In B+ tree internal node keep keys and pointers to child node while leaf node keep keys and pointers to associated data. This allows more number of key for a given size of node. Size of node is determined mainly by block size.
Advantage of having more key per node is explained well above so I will save my typing effort.
B+ Trees are especially good in block-based storage (eg: hard disk). with this in mind, you get several advantages, for example (from the top of my head):
high fanout / low depth: that means you have to get less blocks to get to the data. with data intermingled with the pointers, each read gets less pointers, so you need more seeks to get to the data
simple and consistent block storage: an inner node has N pointers, nothing else, a leaf node has data, nothing else. that makes it easy to parse, debug and even reconstruct.
high key density means the top nodes are almost certainly on cache, in many cases all inner nodes get quickly cached, so only the data access has to go to disk.

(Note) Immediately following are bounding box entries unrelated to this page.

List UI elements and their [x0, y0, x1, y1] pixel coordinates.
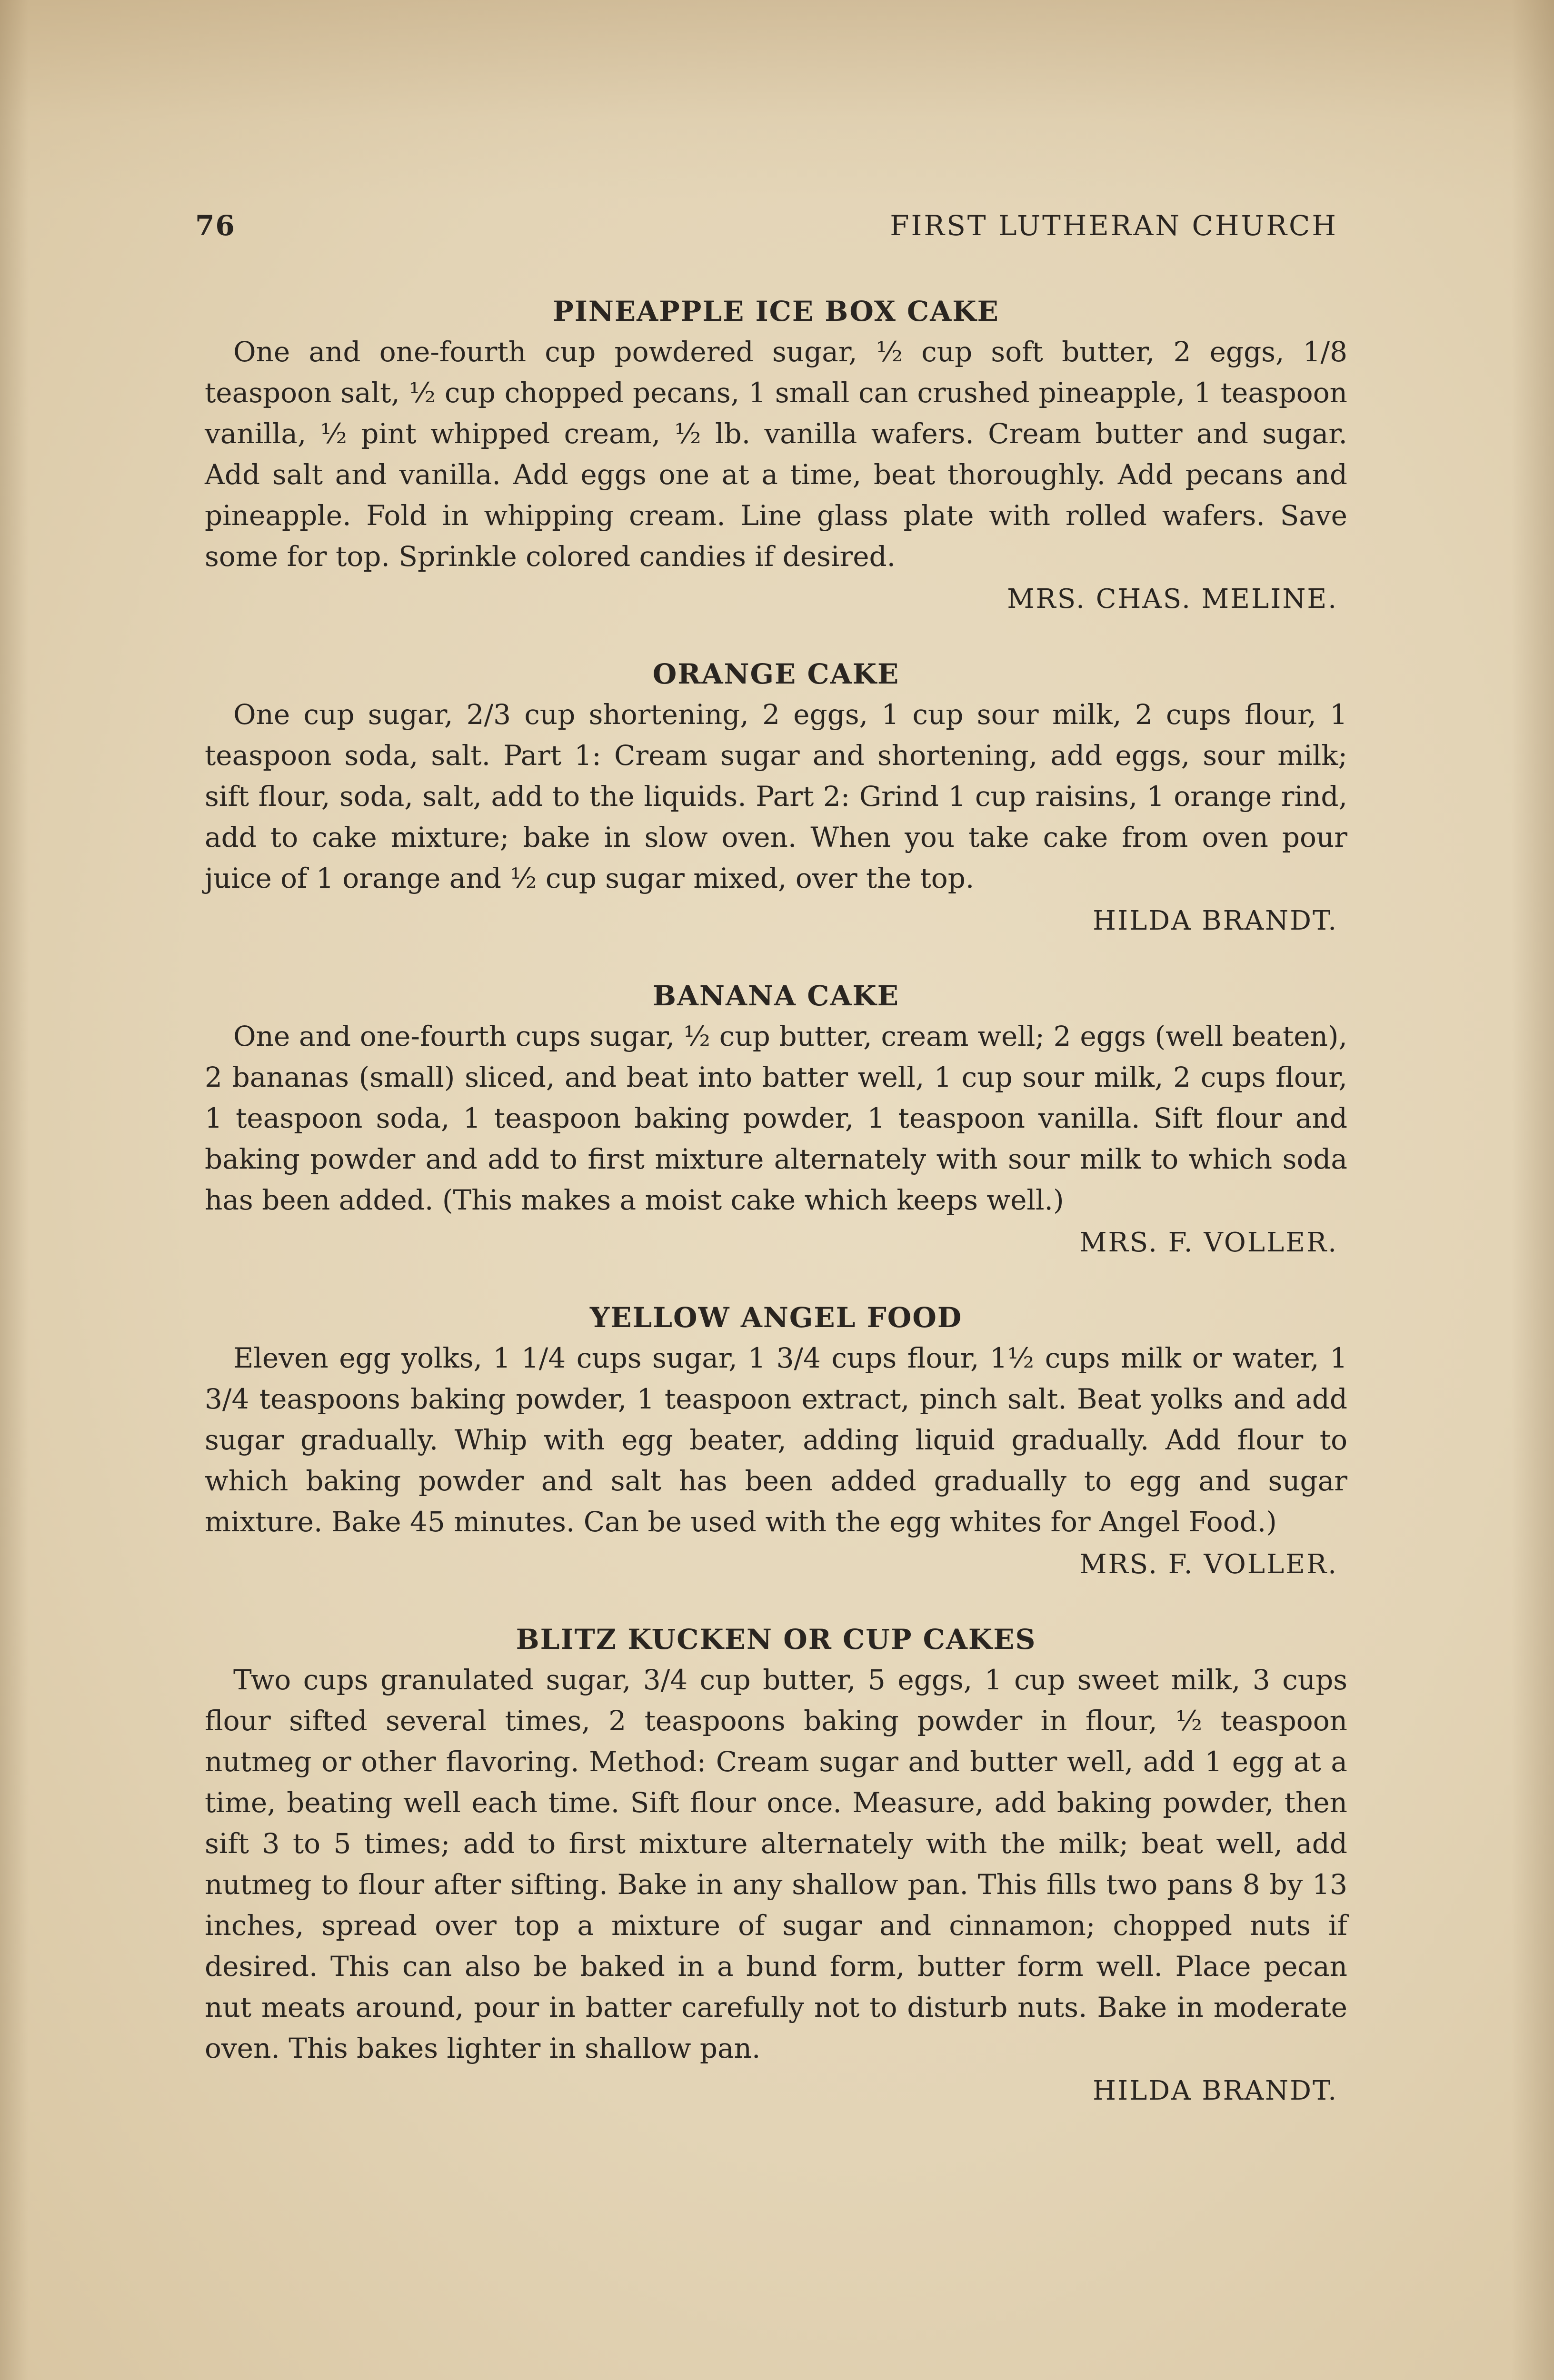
recipe-author: MRS. F. VOLLER. [1079, 1549, 1338, 1580]
recipe-body: Eleven egg yolks, 1 1/4 cups sugar, 1 3/4 cups flour, 1½ cups milk or water, 1 3/4 teaspoons baking powder, 1 teaspoon extract, pinch salt. Beat yolks and add sugar gradually. Whip with egg beater, adding liquid gradually. Add flour to which baking powder and salt has been added gradually to egg and sugar mixture. Bake 45 minutes. Can be used with the egg whites for Angel Food.) [205, 1342, 1347, 1538]
recipe-title: BANANA CAKE [652, 980, 900, 1012]
recipe-body: One and one-fourth cups sugar, ½ cup butter, cream well; 2 eggs (well beaten), 2 bananas (small) sliced, and beat into batter well, 1 cup sour milk, 2 cups flour, 1 teaspoon soda, 1 teaspoon baking powder, 1 teaspoon vanilla. Sift flour and baking powder and add to first mixture alternately with sour milk to which soda has been added. (This makes a moist cake which keeps well.) [205, 1020, 1347, 1216]
recipe-title: BLITZ KUCKEN OR CUP CAKES [516, 1623, 1036, 1656]
recipe-title: PINEAPPLE ICE BOX CAKE [553, 295, 999, 327]
water-stain [0, 0, 1554, 200]
recipe-orange-cake [205, 658, 1347, 942]
page-edge-shadow-right [1511, 0, 1554, 2380]
recipe-author: MRS. CHAS. MELINE. [1007, 584, 1338, 615]
recipe-author: HILDA BRANDT. [1093, 2075, 1338, 2106]
recipe-yellow-angel-food [205, 1301, 1347, 1585]
recipe-banana-cake [205, 980, 1347, 1263]
page-number: 76 [195, 209, 236, 242]
recipe-author: MRS. F. VOLLER. [1079, 1227, 1338, 1258]
recipe-body: One cup sugar, 2/3 cup shortening, 2 eggs, 1 cup sour milk, 2 cups flour, 1 teaspoon soda, salt. Part 1: Cream sugar and shortening, add eggs, sour milk; sift flour, soda, salt, add to the liquids. Part 2: Grind 1 cup raisins, 1 orange rind, add to cake mixture; bake in slow oven. When you take cake from oven pour juice of 1 orange and ½ cup sugar mixed, over the top. [205, 698, 1347, 894]
recipe-pineapple-ice-box-cake [205, 295, 1347, 620]
recipe-author: HILDA BRANDT. [1093, 905, 1338, 936]
recipe-title: YELLOW ANGEL FOOD [589, 1301, 963, 1334]
page-header [195, 209, 1338, 252]
recipe-title: ORANGE CAKE [652, 658, 900, 690]
recipe-list [205, 295, 1347, 2150]
recipe-body: Two cups granulated sugar, 3/4 cup butter, 5 eggs, 1 cup sweet milk, 3 cups flour sifted several times, 2 teaspoons baking powder in flour, ½ teaspoon nutmeg or other flavoring. Method: Cream sugar and butter well, add 1 egg at a time, beating well each time. Sift flour once. Measure, add baking powder, then sift 3 to 5 times; add to first mixture alternately with the milk; beat well, add nutmeg to flour after sifting. Bake in any shallow pan. This fills two pans 8 by 13 inches, spread over top a mixture of sugar and cinnamon; chopped nuts if desired. This can also be baked in a bund form, butter form well. Place pecan nut meats around, pour in batter carefully not to disturb nuts. Bake in moderate oven. This bakes lighter in shallow pan. [205, 1664, 1347, 2064]
recipe-body: One and one-fourth cup powdered sugar, ½ cup soft butter, 2 eggs, 1/8 teaspoon salt, ½ cup chopped pecans, 1 small can crushed pineapple, 1 teaspoon vanilla, ½ pint whipped cream, ½ lb. vanilla wafers. Cream butter and sugar. Add salt and vanilla. Add eggs one at a time, beat thoroughly. Add pecans and pineapple. Fold in whipping cream. Line glass plate with rolled wafers. Save some for top. Sprinkle colored candies if desired. [205, 336, 1347, 573]
running-title: FIRST LUTHERAN CHURCH [890, 209, 1338, 242]
page-edge-shadow-left [0, 0, 29, 2380]
recipe-blitz-kucken [205, 1623, 1347, 2112]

Define "much faster". Asymptotically they're about the same. The differences lie in how they make use of secondary storage. The Wikipedia articles on B-trees and B+trees look pretty trustworthy.
In B+ Tree, since only pointers are stored in the internal nodes, their size becomes significantly smaller than the internal nodes of B tree (which store both data+key).

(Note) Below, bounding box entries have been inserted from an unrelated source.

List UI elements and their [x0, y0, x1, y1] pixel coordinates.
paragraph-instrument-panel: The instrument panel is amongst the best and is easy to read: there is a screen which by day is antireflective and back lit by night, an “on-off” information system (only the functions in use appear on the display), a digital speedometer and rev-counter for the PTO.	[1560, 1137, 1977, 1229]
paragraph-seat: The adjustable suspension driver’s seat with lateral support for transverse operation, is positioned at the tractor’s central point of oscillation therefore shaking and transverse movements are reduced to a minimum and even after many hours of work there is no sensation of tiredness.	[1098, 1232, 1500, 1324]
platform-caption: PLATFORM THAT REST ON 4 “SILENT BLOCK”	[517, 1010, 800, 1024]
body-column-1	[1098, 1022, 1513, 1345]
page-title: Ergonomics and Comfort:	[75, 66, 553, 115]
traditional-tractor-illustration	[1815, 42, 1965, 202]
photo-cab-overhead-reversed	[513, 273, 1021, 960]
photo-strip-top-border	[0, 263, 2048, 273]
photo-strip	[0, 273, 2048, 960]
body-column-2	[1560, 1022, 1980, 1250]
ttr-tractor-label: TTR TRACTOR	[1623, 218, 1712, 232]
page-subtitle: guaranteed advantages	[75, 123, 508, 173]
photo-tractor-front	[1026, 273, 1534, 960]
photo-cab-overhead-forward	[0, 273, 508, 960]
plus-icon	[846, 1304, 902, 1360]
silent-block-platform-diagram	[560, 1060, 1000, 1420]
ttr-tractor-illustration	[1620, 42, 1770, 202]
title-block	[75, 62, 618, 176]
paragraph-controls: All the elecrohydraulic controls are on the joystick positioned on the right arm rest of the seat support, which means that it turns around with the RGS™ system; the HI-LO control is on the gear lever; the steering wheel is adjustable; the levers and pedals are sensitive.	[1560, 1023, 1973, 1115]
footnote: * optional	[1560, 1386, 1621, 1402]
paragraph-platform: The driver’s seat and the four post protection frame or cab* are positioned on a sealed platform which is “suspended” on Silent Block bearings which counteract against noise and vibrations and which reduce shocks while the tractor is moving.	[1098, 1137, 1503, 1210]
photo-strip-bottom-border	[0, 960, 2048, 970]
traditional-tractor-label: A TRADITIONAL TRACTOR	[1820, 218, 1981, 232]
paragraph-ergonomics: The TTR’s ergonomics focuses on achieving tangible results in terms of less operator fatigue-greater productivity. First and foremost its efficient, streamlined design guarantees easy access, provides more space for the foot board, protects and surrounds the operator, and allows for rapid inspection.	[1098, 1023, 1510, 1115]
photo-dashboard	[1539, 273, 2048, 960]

Hence, the indexes of the B+ tree can be fetched from the external storage in a single disk read, processed to find the location of the target. If it has been a B tree, a disk read is required for each and every decision making process. Hope I made my point clear! :)
**
The major drawback of B-Tree is the difficulty of Traversing the keys
sequentially. The B+ Tree retains the rapid random access property of
the B-Tree while also allowing rapid sequential access
**
ref: Data Structures Using C// Author: Aaro M Tenenbaum
http://books.google.co.in/books?id=X0Cd1Pr2W0gC&pg=PA456&lpg=PA456&dq=drawback+of+B-Tree+is+the+difficulty+of+Traversing+the+keys+sequentially&source=bl&ots=pGcPQSEJMS&sig=F9MY7zEXYAMVKl_Sg4W-0LTRor8&hl=en&sa=X&ei=nD5AUbeeH4zwrQe12oCYAQ&ved=0CDsQ6AEwAg#v=onepage&q=drawback%20of%20B-Tree%20is%20the%20difficulty%20of%20Traversing%20the%20keys%20sequentially&f=false
The primary distinction between B-tree and B+tree is that B-tree eliminates the redundant storage of search key values.Since search keys are not repeated in the B-tree,we may not be able to store the index using fewer tree nodes than in corresponding B+tree index.However,since search key that appear in non-leaf nodes appear nowhere else in B-tree,we are forced to include an additional pointer field for each search key in a non-leaf node.
Their are space advantages for B-tree, as repetition does not occur and can be used for large indices.
Take one example - you have a table with huge data per row. That means every instance of the object is Big.
If you use B tree here then most of the time is spent scanning the pages with data - which is of no use. In databases that is the reason of using B+ Trees to avoid scanning object data.
B+ Trees separate keys from data.
But if your data size is less then you can store them with key which is what B tree does.
A B+tree is a balanced tree in which every path from the root of the tree to a leaf is of the same length, and each nonleaf node of the tree has between [n/2] and [n] children, where n is fixed for a particular tree. It contains index pages and data pages.
Binary trees only have two children per parent node, B+ trees can have a variable number of children for each parent node
One possible use of B+ trees is that it is suitable for situations
where the tree grows so large that it does not fit into available
memory. Thus, you'd generally expect to be doing multiple I/O's.
It does often happen that a B+ tree is used even when it in fact fits into
memory, and then your cache manager might keep it there permanently. But
this is a special case, not the general one, and caching policy is a
separate from B+ tree maintenance as such.
Also, in a B+ tree, the leaf pages are linked together in
a linked list (or doubly-linked list), which optimizes traversals
(for range searches, sorting, etc.). So the number of pointers is
a function of the specific algorithm that is used.